1. A search engine that my friend wrote tries to return *all* the documents in its database no matter what the query. Comment on its
precision and recall (qualitatively--as in "high" and "low")
2. You are trying to find all the movies directed by Woody Allen, and so gave the query "woody allen directed" to your search engine.
Suppose it returns IMDB records (IMDB is the internet movie database). What is more important in this case--precision or recall?
3. I am considering viewing documents as bags and use the bag similarity measure to compute their similarity. I am considering three different bag representations:
a. documents as bags of letters (alphabetic characters)
b. documents as bags of words
c. documents as bags of sentences
Comment on the relative precision/recall values offered by the three approaches.
4. One of the CSE faculty members used to have a bunch of magnetic words stuck to his (then metallic) doors. All the students passing by will try to arrange the magnetic words to make interesting english messages. If we assume that each student was making it a point to use *all* the words in his/her message, then what would the bag-of-words similarity measures say about the pair-wise difference among those messages? Considering that I told you that search engines use these as the default similarity metrics, what does it make you think about the intelligence of search engines?

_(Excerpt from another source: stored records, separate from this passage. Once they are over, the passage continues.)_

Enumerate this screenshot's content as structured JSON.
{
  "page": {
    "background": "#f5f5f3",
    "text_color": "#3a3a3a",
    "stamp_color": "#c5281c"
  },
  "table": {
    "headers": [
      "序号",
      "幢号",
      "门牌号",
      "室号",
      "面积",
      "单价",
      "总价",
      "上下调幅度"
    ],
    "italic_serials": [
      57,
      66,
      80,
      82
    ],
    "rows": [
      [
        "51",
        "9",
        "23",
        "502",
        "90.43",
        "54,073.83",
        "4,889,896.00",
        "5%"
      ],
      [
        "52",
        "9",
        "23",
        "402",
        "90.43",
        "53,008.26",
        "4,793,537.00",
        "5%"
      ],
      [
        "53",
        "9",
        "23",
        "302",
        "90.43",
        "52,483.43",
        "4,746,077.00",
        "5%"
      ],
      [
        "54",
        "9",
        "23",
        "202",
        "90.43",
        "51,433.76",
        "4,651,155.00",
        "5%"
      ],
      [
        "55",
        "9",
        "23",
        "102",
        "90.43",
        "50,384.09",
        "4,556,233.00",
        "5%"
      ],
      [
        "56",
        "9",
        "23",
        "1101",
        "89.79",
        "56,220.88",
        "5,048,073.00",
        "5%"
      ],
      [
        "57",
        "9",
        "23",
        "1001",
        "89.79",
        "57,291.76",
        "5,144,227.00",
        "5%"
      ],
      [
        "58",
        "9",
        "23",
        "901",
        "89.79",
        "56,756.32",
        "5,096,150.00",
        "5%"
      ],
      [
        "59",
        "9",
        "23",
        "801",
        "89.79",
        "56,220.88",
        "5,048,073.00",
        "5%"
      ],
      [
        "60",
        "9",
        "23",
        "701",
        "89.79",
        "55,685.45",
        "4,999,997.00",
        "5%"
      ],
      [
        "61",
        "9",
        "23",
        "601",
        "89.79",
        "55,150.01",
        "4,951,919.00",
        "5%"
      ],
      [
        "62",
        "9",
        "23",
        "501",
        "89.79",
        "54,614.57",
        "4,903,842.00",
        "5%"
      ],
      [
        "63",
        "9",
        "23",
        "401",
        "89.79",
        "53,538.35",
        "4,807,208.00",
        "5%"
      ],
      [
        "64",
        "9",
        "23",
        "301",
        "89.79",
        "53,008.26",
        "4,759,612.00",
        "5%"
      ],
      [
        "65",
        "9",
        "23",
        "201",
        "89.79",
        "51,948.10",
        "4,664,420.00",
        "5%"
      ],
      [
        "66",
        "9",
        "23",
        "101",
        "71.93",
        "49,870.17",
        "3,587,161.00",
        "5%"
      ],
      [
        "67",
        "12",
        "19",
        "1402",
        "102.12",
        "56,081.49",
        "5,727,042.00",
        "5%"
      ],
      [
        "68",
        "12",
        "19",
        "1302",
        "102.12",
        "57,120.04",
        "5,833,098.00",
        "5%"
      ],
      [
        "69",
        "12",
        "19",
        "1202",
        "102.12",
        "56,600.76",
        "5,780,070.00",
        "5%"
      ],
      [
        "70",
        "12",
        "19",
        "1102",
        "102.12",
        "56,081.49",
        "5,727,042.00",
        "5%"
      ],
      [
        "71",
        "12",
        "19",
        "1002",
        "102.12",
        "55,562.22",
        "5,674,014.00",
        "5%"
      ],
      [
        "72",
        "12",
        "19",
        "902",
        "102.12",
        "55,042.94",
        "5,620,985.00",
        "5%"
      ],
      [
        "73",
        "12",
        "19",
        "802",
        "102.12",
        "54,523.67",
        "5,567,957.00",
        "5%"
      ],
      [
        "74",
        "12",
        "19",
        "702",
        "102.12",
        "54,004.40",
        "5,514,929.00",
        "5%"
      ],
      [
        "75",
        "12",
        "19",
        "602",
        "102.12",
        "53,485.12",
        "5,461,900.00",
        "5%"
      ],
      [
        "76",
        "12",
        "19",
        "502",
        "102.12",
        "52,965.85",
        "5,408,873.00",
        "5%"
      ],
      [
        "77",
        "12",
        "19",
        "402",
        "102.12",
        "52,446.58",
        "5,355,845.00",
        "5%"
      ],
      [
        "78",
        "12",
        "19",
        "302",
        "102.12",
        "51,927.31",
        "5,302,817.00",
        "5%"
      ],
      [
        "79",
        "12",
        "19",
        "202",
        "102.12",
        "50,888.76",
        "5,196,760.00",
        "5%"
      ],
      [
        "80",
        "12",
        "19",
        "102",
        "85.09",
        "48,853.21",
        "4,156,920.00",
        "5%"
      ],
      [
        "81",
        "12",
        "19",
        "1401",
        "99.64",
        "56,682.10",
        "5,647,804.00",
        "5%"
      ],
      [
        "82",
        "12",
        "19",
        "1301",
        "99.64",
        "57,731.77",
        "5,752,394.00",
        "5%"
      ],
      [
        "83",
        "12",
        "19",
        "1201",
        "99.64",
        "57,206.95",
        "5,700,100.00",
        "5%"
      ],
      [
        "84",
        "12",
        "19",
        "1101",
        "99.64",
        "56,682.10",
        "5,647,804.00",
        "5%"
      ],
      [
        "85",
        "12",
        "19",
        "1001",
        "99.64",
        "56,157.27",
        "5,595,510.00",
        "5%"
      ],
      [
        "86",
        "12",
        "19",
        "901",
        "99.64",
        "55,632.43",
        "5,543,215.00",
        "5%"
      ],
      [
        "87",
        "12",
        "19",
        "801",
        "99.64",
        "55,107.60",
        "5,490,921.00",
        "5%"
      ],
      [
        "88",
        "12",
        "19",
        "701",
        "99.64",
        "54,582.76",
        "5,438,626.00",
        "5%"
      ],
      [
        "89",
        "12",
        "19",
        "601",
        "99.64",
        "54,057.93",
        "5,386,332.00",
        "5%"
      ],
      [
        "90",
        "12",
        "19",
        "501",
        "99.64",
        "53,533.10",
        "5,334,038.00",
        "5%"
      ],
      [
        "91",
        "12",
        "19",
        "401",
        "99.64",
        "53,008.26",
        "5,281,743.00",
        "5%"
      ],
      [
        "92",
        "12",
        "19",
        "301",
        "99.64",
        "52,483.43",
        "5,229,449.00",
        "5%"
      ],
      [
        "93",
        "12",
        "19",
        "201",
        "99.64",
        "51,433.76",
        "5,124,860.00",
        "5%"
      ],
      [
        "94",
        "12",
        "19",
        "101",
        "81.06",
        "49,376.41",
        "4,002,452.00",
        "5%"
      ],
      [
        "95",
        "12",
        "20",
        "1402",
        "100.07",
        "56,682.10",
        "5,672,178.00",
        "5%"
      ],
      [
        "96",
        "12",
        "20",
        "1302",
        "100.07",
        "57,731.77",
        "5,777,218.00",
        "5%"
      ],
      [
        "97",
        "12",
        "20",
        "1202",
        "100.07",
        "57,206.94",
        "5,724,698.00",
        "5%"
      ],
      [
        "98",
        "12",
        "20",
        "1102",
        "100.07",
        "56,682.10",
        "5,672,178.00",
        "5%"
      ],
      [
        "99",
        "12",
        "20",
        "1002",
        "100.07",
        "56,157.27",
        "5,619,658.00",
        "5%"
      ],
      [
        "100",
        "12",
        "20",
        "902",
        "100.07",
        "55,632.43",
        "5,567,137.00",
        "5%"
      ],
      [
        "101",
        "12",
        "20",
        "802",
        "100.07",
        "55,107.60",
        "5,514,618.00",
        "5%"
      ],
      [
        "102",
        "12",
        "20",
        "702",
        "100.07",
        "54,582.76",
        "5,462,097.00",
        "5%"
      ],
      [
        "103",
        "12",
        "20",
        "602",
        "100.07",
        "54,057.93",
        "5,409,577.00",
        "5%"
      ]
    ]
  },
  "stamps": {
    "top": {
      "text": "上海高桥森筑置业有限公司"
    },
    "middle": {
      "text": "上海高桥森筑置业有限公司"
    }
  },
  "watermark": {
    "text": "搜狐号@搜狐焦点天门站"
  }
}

5. Suppose I have a document D1: "Rao is a happy chap" I make another document D2 by copying all the text from D1 and pasting it 2 times into D2 (so D2 is
"Rao is a happy chap Rao is a happy chap"). What will the bag similarity metric say about the similarity between D1 and D2? What will the cosine-theta (or vector) similarity metric
say about the similarity between D1 and D2? Which do you think is better for this case?